Coronavirus: Flights paused between New Zealand, New South Wales following Sydney community cases

Flights between New Zealand and New South Wales have been paused after two community cases of COVID-19 were found in Sydney.

COVID-19 Response Minister Chris Hipkins made the announcement on Thursday evening after a man in his 50s tested positive for the virus - marking New South Wales' first community case in more than a month. He visited a movie theatre, restaurants, a service station and a meat store in the city's eastern suburbs over five days while he was unknowingly infectious.

His wife later tested positive on Thursday, with traces of the virus detected in western Sydney's sewage sytstem.

Travel will be paused from 11:59pm on Thursday and this will be under constant review. No other Australian states are included in the suspension.

Whole genome sequencing has linked the case to a recent returnee who arrived in Australia from the United States, but an epidemiological link has yet to be determined between the case and the returnee.

Advice Hipkins received from Australian authorities indicates there could be an intermediary between the community cases and the returnee.

Hipkins says anyone who has been in Sydney over the past week will be contacted, asked about their movements, and asked to take a test - however the overall risk to New Zealanders is deemed to be low.

"This isn't a decision we take lightly," he says.

He adds if any New Zealanders are using Australia's COVID-19 tracing app and they've scanned into locations of interest, they will receive push notifications.

Anyone who has visited one of the locations of interest is subject to the requirements of the New South Wales government and asked not travel to New Zealand.

Speaking to reporters, Hipkins defended the speed at which the travel pause was announced, saying health officials wanted to gather the right information before making the call. He ultimately "erred on the side of caution", he said.

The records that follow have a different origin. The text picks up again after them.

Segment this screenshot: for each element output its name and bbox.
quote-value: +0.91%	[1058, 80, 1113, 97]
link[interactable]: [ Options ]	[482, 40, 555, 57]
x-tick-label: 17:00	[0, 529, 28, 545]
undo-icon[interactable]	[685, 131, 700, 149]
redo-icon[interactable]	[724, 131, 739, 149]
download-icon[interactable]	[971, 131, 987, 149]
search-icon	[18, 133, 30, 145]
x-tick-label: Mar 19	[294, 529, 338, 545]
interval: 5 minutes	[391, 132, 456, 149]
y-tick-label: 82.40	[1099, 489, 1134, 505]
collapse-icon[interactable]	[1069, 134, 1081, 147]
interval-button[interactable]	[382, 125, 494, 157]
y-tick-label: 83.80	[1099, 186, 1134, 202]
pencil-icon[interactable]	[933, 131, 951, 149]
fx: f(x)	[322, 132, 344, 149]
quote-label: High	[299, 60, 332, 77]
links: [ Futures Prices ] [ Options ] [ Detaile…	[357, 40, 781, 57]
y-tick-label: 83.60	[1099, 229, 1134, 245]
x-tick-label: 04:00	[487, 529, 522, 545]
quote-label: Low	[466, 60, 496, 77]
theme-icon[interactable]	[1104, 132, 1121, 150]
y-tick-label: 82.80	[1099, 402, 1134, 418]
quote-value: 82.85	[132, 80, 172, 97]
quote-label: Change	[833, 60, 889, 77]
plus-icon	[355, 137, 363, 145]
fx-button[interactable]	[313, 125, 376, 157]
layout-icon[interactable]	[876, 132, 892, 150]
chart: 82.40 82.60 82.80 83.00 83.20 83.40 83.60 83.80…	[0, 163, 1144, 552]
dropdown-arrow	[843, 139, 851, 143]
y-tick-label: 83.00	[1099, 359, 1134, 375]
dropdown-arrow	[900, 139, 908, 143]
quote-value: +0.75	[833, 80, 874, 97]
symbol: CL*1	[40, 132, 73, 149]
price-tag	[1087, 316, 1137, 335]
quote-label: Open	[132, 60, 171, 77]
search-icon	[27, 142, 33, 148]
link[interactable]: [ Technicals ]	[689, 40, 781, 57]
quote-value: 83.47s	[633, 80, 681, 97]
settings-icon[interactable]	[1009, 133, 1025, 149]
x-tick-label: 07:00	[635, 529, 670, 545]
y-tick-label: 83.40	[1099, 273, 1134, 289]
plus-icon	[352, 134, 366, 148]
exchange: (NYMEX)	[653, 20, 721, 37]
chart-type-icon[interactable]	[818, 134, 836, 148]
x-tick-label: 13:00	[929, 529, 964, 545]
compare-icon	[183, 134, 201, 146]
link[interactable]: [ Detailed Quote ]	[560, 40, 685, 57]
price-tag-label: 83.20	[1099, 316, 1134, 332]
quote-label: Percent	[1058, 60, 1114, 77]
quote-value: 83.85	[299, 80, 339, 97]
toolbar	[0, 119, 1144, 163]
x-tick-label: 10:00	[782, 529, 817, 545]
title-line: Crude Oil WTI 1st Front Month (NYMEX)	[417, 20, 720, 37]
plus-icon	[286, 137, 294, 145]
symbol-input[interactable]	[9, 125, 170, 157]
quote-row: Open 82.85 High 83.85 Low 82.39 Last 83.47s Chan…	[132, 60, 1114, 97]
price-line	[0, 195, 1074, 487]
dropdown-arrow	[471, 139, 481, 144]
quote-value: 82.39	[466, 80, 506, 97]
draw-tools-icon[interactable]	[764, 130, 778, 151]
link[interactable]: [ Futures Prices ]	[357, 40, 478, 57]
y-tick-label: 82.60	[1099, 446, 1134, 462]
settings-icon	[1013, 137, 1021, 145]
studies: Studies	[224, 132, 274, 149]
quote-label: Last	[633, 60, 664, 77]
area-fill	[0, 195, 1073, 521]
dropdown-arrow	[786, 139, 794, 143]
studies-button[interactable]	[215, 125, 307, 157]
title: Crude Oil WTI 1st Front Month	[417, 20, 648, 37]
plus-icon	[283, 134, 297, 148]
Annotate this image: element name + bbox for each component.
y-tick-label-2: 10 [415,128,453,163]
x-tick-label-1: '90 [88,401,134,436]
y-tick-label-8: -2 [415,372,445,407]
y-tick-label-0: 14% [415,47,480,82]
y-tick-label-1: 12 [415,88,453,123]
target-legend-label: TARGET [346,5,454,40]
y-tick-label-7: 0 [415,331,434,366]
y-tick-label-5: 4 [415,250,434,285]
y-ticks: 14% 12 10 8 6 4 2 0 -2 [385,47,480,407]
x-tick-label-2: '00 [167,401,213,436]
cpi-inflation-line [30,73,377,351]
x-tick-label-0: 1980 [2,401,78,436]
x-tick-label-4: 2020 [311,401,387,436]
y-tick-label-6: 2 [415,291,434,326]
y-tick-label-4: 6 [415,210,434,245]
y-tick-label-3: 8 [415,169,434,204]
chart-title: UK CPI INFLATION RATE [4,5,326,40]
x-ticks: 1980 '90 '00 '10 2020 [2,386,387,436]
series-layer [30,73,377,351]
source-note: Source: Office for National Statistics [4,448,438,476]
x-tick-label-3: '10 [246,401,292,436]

The Government may end or extend the pause, Hipkins said, depending on what information comes to light on Friday.

A flight from Sydney, due to arrive at 11:55pm in Auckland on Thursday night, will still be able to land, even if it is delayed.

AUCKLAND, NEW ZEALAND - MARCH 16: An Air New Zealand plane is seen at Auckland Airport on March 16, 2020 in Auckland, New Zealand. Air New Zealand has announced it will reduce its international capacity by 85 per cent as a result of the current coronavirus pandemic and its impact on travel demand. The airline is suspending flights between Auckland and Chicago, San Francisco, Houston, Buenos Aires, Vancouver, Tokyo Narita, Honolulu, Denpasar and Taipei from 30 March to 30 June. It is also suspending its London–Los Angeles service from 20 March through to 30 June. Air New Zealand's Tasman and Pacific Island network capacity will significantly reduce between April and June, while domestic route capacity will be reduced by around 30 percent in April and May. (Photo by Hannah Peters/Getty Images)
Photo credit: Getty Images

Air New Zealand chief operational integrity and safety officer Captain David Morgan confirmed that other flights on Thursday evening will still operate as normal.

"Flight NZ113 will operate from Auckland to Sydney this evening as normal. NZ248 from Sydney to Wellington and NZ106 from Sydney to Auckland this evening will also operate as normal as both will depart Sydney well before the cut-off time of 11:59pm AEDT," he says.

"All Air New Zealand flights to and from Sydney tomorrow [Friday] have been cancelled except for NZ103 which will operate from Auckland to Sydney as normal with customers and cargo. The return service from Sydney to Auckland has been renumbered as NZ1104 and will operate as a cargo-only flight."

Customers booked on impacted flights are being given the option to rearrange their flights, put their flight into credit, or receive a refund if they purchased a refundable ticket.

"From an operational perspective, we have been here before with pauses in one-way quarantine-free travel to Australia over the past few months, and our teams are working hard behind the scenes to ensure our customers are kept up to date," Morgan says.

"We look forward to connecting customers in New South Wales with New Zealand again once the lockdown has lifted."

Earlier on Thursday, Prime Minister Jacinda Ardern gave a warning to New Zealanders who are currently in Australia.

"Our advice to all travellers into Australia [is to] constantly be vigilant around health messaging, keep an eye out for health authorities posting any areas of locations of interest, and just be constantly vigilant in where it is you're moving to."

She added that preparing for "scenarios like these" was all part of having the bubble, saying she was happy with how quickly New Zealand was informed about the initial community case.

"So far, that information sharing has been very good."